The People's Republic of Canada is a Second World country. It has 10,000 psi micro-flush toilets, narrow shiny recycled toilet paper, and promises of a better life if elitist factions (anybody not on the Dole) would cough up funds to enable Ottawa to proceed. Canukistan digs up and chops down its natural resources, selling them at rock bottom prices to better countries that manufacture stuff and sell it back at top dollar cost. 95% of Canadienne bipeds live within 150 miles of the US border. Everybody of consequence (less First Americans freezing their permafrosted aboriginal asses off) glares south at uncouth bastards who threw off English monarchy to seize paradise in positive cashflow. (Socialist eden rough spots are lubricated by alcoholism. Great Dank North beer is fine and powerful brew.)It was my travail June-August 1999 to pursue R&D at the University of Victoria in British Columbia. BC is the Confederation's garden spot. There are summer days with sunshine absent black flies, mosquitoes, and 95% relative humidity; Quebecois are told to "speak White," and greenbacks inspire decorous yelps of adoration. Mull upon an archetype of First World insouciance, the Coke machine. UVic had Pepsi (acidulated treacle) machines.

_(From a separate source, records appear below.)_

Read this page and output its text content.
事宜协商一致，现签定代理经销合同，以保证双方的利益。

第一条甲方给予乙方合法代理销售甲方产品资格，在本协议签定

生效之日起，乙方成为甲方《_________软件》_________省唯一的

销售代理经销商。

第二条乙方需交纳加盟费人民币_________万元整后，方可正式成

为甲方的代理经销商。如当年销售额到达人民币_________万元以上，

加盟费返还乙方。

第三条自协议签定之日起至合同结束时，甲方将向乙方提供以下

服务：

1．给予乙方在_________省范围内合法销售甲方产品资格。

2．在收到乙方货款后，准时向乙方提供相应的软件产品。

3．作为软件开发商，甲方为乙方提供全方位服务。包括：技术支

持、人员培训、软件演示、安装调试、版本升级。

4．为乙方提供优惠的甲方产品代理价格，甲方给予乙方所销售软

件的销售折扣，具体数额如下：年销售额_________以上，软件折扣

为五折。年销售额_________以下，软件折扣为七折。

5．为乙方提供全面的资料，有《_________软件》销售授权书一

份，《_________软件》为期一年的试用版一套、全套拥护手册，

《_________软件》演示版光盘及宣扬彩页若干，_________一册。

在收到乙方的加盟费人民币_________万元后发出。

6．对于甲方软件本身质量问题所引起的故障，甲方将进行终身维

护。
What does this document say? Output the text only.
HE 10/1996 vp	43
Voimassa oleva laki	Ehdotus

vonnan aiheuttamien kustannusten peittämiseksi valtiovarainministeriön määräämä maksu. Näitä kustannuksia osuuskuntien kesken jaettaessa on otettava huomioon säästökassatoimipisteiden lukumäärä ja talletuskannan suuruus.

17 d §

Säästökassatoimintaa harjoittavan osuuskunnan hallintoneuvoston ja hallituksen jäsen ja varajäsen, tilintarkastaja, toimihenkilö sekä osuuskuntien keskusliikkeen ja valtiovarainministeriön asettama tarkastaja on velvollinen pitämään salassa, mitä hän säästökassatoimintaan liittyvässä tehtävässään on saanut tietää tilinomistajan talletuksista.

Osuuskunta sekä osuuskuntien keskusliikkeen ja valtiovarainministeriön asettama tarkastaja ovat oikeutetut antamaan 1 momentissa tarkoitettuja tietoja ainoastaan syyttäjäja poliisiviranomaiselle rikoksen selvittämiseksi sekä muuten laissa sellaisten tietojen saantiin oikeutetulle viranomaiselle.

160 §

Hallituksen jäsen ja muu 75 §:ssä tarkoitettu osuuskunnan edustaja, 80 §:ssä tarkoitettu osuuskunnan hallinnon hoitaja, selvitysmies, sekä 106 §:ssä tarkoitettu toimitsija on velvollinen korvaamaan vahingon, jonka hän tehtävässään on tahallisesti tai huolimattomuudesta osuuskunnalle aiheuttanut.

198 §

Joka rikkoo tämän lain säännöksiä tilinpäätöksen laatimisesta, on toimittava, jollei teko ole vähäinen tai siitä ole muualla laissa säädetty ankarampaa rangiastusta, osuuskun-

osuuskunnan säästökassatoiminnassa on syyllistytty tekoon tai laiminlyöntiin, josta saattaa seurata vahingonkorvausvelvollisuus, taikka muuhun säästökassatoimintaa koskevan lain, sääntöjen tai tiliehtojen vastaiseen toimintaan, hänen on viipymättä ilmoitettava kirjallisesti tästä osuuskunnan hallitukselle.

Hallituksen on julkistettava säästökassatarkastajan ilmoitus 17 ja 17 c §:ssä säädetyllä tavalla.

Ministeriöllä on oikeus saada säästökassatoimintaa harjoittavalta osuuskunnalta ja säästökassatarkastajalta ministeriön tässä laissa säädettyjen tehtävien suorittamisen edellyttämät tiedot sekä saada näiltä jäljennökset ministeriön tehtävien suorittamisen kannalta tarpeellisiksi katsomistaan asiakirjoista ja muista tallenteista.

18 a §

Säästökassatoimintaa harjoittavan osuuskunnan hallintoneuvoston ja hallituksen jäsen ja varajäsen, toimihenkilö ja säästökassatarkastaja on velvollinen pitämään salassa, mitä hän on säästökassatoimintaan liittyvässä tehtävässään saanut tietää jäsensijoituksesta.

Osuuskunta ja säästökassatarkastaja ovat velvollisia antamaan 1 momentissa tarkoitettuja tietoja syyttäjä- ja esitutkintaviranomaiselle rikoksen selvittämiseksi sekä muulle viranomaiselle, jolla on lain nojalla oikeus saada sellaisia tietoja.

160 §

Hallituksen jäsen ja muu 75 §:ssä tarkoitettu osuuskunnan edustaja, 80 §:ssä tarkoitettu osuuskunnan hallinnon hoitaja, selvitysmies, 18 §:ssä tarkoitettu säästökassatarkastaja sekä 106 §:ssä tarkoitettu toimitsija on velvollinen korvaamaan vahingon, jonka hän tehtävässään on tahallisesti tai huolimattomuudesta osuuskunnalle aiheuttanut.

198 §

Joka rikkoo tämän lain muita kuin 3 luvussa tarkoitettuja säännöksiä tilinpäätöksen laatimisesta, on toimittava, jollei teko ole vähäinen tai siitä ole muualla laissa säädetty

$(Cdn)1.50 for a bottle of Pepsi was $(US)1.00. Drop a $(Cdn)2 twonie coin or two $(Cdn)1 loonie coins into the slot and presumably the machine disgorged a Pepsi, Mountain Dew (brominated vegetable oil and auxiliary caffeine), Dr. Pepper (laxative), 7-Up, Lipton tea; apple juice for $1.75 (guaranteed to contain apple-originating assets); or a bottle of "purified drinking water" for $(Cdn)1.50. In the US that last item is a "two cents plain;" in Canadian scrip, a "three cents plain."
If there is one British Columbian particular suffered in crass glut it is water. Residential water was not metered until venal politicians mused revenue as opposed to consumption. Media shriek "Drought!" after seven consecutive dry days (supremely rare event in any case). The entirely of BC is a sodden moss-covered cubic rot-infested continuously sprinkled sponge. Do you want a drink? Look up with an open mouth. If you want to drown, do it under a roof edge.
A bottle of plain water sells for the price of a Pepsi containing water, 70 grams of corn syrup, a gamut of FDA GRAS chemicals, and quality assurance. The containers cancel as does the water. Is bottled water a giant screw of the purchaser? (Did Pierre Trudeau lean out a train window and give the finger to British Columbia up front and personal?) Questions of 100% Canadian content versus smuggled water arise.
The upscale UVic undergrad has dyed hair, a pierced face, baggy clothing, a sagging damp backpack, a smoldering cigarette, and a bottle of water conspicuously displayed. It makes for an unkempt Asian or East Indian trying to pass for US Inner City youth. The campus is littered with discarded poly(ethylene terepthalate) shells gently bobbing in puddles despite a preponderance of noisome recycling bins. (Collected urine flows diluted but otherwise unsullied into the ocean, then south to Washington State.) Victoria airport has a machine trading $(US)1 folding green for a loonie, a local profit of $(Cdn)0.47/transaction. Do not complain - they do it to their kids, too.
I retrieved a discarded water bottle for further analysis. Unlike the sharply defined threads of a pop bottle white screw cap, a water bottle blue cap has wormy rounded meanders that poorly mesh into their PET counterparts. Pay more, get less, be an Enviro-whiner.
What is in the "purified" water besides water? Inorganics are middling boring. Really dangerous stuff (Campylobacter, E. coli, cholera...) is carbon-based. It is a simple thing to dump a few milliliters of costly quaff into a 10 mm NMR tube, then into a 360 MHz FT-NMR for a carbon-13 spectrum accumulated through 40,000 pulses over a slow evening. Truth slithered out a laser printer the next morning. Drink tap water.
The true test of revenue enhancement ("cost recovery" in the Great Dank North - it shows you where their heads are at) is pelf accumulated at the end of the month. I witnessed a maintenance drone unlock, unscrew, unfasten, and otherwise open the Pepsi machine. He pulled out a spare handful of change, dropped a few bottles onto the refrigerated stacks, and restored the redundant hermetic seal. Call it 20 minutes. If he does that twice an hour all day long he might cost recover his salary.
Water in Canada is as precious as tears lost in rain unless you want to flaunt it in a polyester container and learn the cost of fatuous grandiloquent second rate Second World sin.